Дмитрий Косолапов — депутат городской думы и бизнесмен, владеющий сетью ресторанов быстрого питания «Косолапыч» в русском стиле: избушки, коряги, медведи. Паб «Медная голова» тоже принадлежал ему.
— Мда, Заваркина, — произнесла Зуля довольно, — наворотишь ты дел!
— А то, — согласилась та.
— А что все-таки с Яичкиным твоим?
— Он не мой, — обиделась Заваркина.
— Так кто это?
— Яичкин. Помнишь региональный фестиваль новой драмы? На котором Смоленская блеснула прежде, чем уйти на покой? Когда она отхватила гран-при, он еще плевался ядом и желчью ей вслед?
— Вспомнила! — вскрикнула Зульфия, — помню его! Мерзенький такой ботаник!
Они замолчали, предавшись воспоминаниям. После окончания фестиваля Анфиса и Зуля стояли в толпе прессы. Мимо чинно шествовала улыбающаяся режиссерша-победительница, обнимая свой приз и лучезарно улыбаясь. Яичкин вывалился из толпы прямо перед ней, принялся в ажитации размахивать руками и орать дурным голосом. Суть его выстраданной тирады сводилась к следующему: все решают деньги, губятся таланты, все куплено, приз Нины не заслужен ею, а по праву принадлежит ему. Гордая Смоленская молча (что для нее нехарактерно) залепила этому истерику мощную пощечину и проследовала далее под аплодисменты. За ней прошествовал ее муж Павел Проценко, местный преуспевающий бизнесмен, не скрывающий ехидной улыбки.
— Ее постановка все равно лучше была, — выдохнула Зуля облачко дыма.
Внизу загрохотал саундчек.
— Нам надо спуститься, — сказала Заваркина, — я тебе кое-кого покажу.
Девушки, нетвердо ступая, спустились по узкой деревянной лестнице, завешанной пейзажиками Ирландии. Весь нижний этаж паба был заполнен людьми. На крохотной сцене суетились рослые парни — гитарист, барабанщик, басист, аккордеонист, вокалист Егор, тоже с гитарой. Рядом примостилась крохотная девушка-флейтистка. Группа «Undertakers» была готова сказать свое слово. Как только Анфиса и Зульфия протиснулись к сцене, полилась тягучая и нервная мелодия.

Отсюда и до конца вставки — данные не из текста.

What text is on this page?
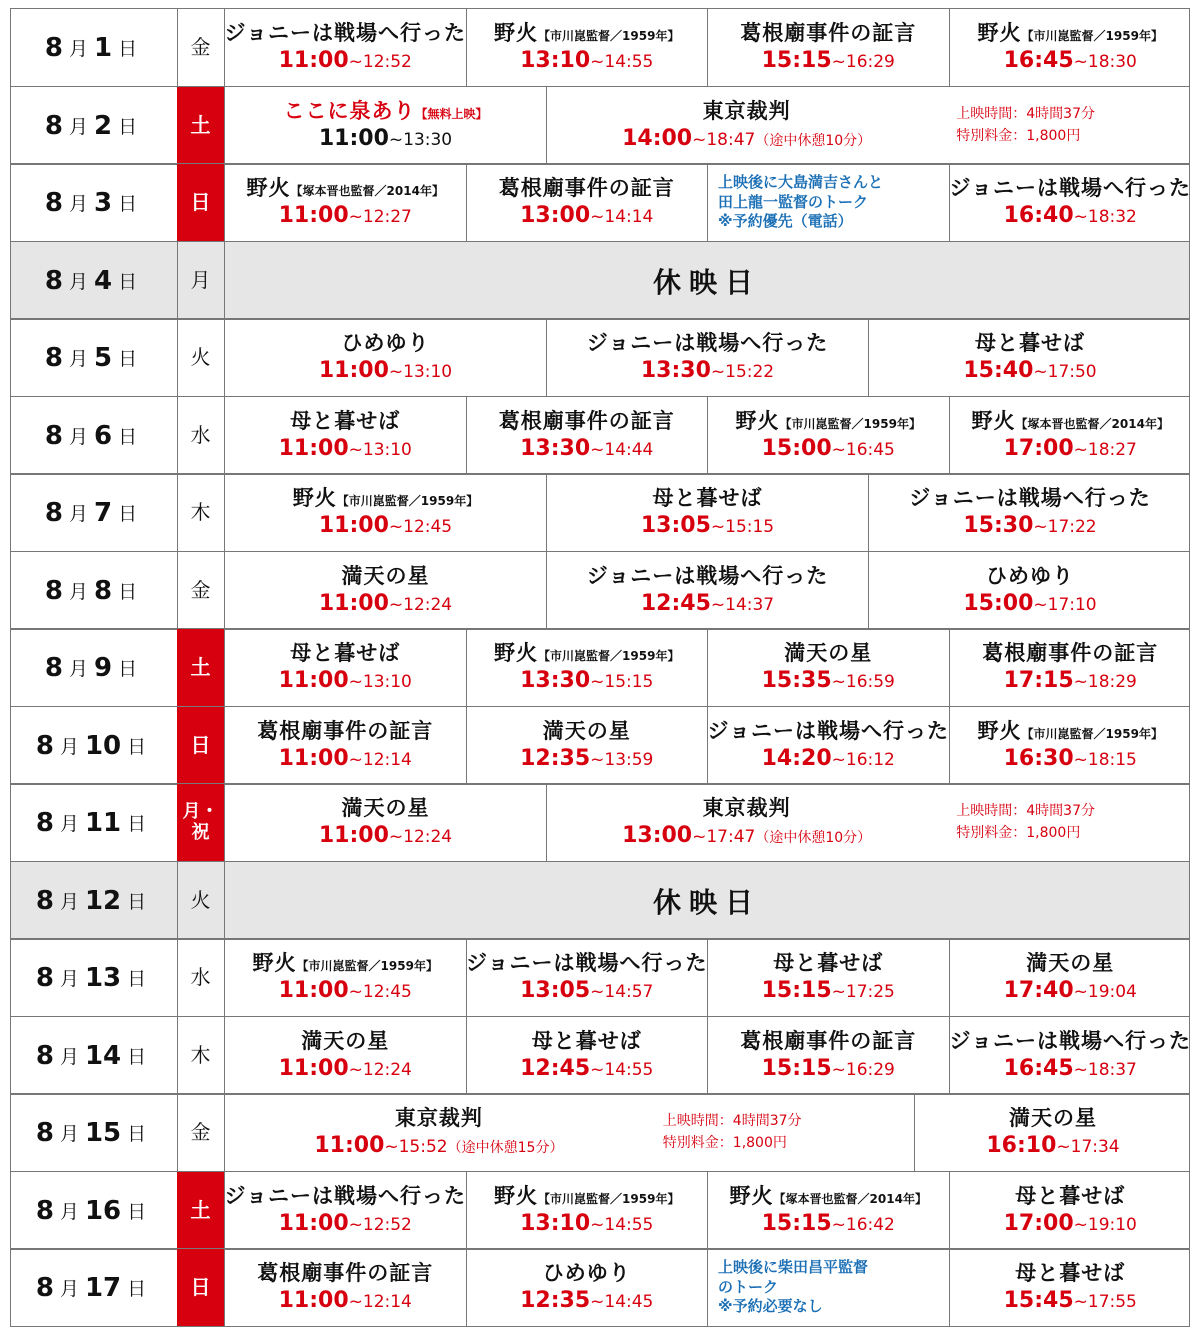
8 月 1 日	金
ジョニーは戦場へ行った
11:00~12:52
野火【市川崑監督／1959年】
13:10~14:55
葛根廟事件の証言
15:15~16:29
野火【市川崑監督／1959年】
16:45~18:30
8 月 2 日	土
ここに泉あり【無料上映】
11:00~13:30
東京裁判
14:00~18:47（途中休憩10分）
上映時間：4時間37分
特別料金：1,800円
8 月 3 日	日
野火【塚本晋也監督／2014年】
11:00~12:27
葛根廟事件の証言
13:00~14:14
上映後に大島満吉さんと
田上龍一監督のトーク
※予約優先（電話）
ジョニーは戦場へ行った
16:40~18:32
8 月 4 日	月	休映日
8 月 5 日	火
ひめゆり
11:00~13:10
ジョニーは戦場へ行った
13:30~15:22
母と暮せば
15:40~17:50
8 月 6 日	水
母と暮せば
11:00~13:10
葛根廟事件の証言
13:30~14:44
野火【市川崑監督／1959年】
15:00~16:45
野火【塚本晋也監督／2014年】
17:00~18:27
8 月 7 日	木
野火【市川崑監督／1959年】
11:00~12:45
母と暮せば
13:05~15:15
ジョニーは戦場へ行った
15:30~17:22
8 月 8 日	金
満天の星
11:00~12:24
ジョニーは戦場へ行った
12:45~14:37
ひめゆり
15:00~17:10
8 月 9 日	土
母と暮せば
11:00~13:10
野火【市川崑監督／1959年】
13:30~15:15
満天の星
15:35~16:59
葛根廟事件の証言
17:15~18:29
8 月 10 日 日
葛根廟事件の証言
11:00~12:14
満天の星
12:35~13:59
ジョニーは戦場へ行った
14:20~16:12
野火【市川崑監督／1959年】
16:30~18:15
8 月 11 日
月・
祝
満天の星
11:00~12:24
東京裁判
13:00~17:47（途中休憩10分）
上映時間：4時間37分
特別料金：1,800円
8 月 12 日 火	休映日
8 月 13 日 水
野火【市川崑監督／1959年】
11:00~12:45
ジョニーは戦場へ行った
13:05~14:57
母と暮せば
15:15~17:25
満天の星
17:40~19:04
8 月 14 日 木
満天の星
11:00~12:24
母と暮せば
12:45~14:55
葛根廟事件の証言
15:15~16:29
ジョニーは戦場へ行った
16:45~18:37
8 月 15 日 金
東京裁判
11:00~15:52（途中休憩15分）
上映時間：4時間37分
特別料金：1,800円
満天の星
16:10~17:34
8 月 16 日 土
ジョニーは戦場へ行った
11:00~12:52
野火【市川崑監督／1959年】
13:10~14:55
野火【塚本晋也監督／2014年】
15:15~16:42
母と暮せば
17:00~19:10
8 月 17 日 日
葛根廟事件の証言
11:00~12:14
ひめゆり
12:35~14:45
上映後に柴田昌平監督
のトーク
※予約必要なし
母と暮せば
15:45~17:55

— Я слышу твой голос, Ирландия-мать, — вывел Егор громко, четко, с сексуальной совершенно недетской хрипотцой. Заваркина улыбнулась.
— Это первый член моей новой команды, — проорала Заваркина Зуле в ухо. Та кивнула.
— За землю родную, за…
— За Erin Go Bragh! — грянул весь паб в один голос.
— Здорово как! — Зуля экстатически сияла. Она обожала всё, над чем витала мощная энергетика.
Заваркина оглянулась исподтишка. На противоположном конце зала она увидела Анафему, которая кому-то грозила кулаком. Посмотрев в том направлении, она увидела двух смущенных девчонок и парня, с виновато-ехидной улыбкой разводившего руками, словно говоря «ну, не идти же нам по головам!».
— И теперь над холмами звучат голоса, тех, кто жизнь свою отдал…
— За Erin Go Bragh!
Между ними была толпа. Анафеме было до них не добраться. Она могла лишь беспомощно созерцать их стол, уставленный пивом и сидром.
— Английский капрал сгоряча говорил, что у наших солдат нет винтовок и сил. Но пуля захватчика сердце нашла, и он не вернулся из…
— Erin Go Bragh!
Заваркина улыбнулась, представив, что их ждет завтра в школе.
— Почти сотня лет пролетела с тех пор, но памяти голос, как прежде, суров. И дети Ирландии помнят всегда, как всходила свобода над…
— Erin Go Bragh! — крикнул весь паб в едином порыве и взорвался аплодисментами.
— За свободу! — завопила вдруг Зуля. Она обожала лозунги.
Взгляд Заваркиной упал на столик рядом с уморительно подпрыгивающей Ангелиной Фемистоклюсовной. За ним сидел режиссер Яичкин и мрачно цедил эль.
— Мы слишком часто говорили его имя вслух, — проворчала Заваркина, намекая на фильм «Биттл Джус», который она относила к худшим творениям буржуазного кинематографа.
— Что? — проорала Зуля, не отвлекаясь от сцены, на которой Егор уже выводил похабную песенку про младшего Донохью.
— Тебя удручает то, что матерью зовется земля, отличная от земли русской? — развязно спросила Заваркина, плюхнувшись на свободный стул рядом с Яичкиным.
Тот вздрогнул и удивленно уставился на нее.
— Я слышала в тебя чернильной бомбой кинули? — продолжала она как ни в чем ни бывало.
— Когда становишься знаменитым, слухи о тебе расползаются с невероятной скоростью, — нашелся режиссер.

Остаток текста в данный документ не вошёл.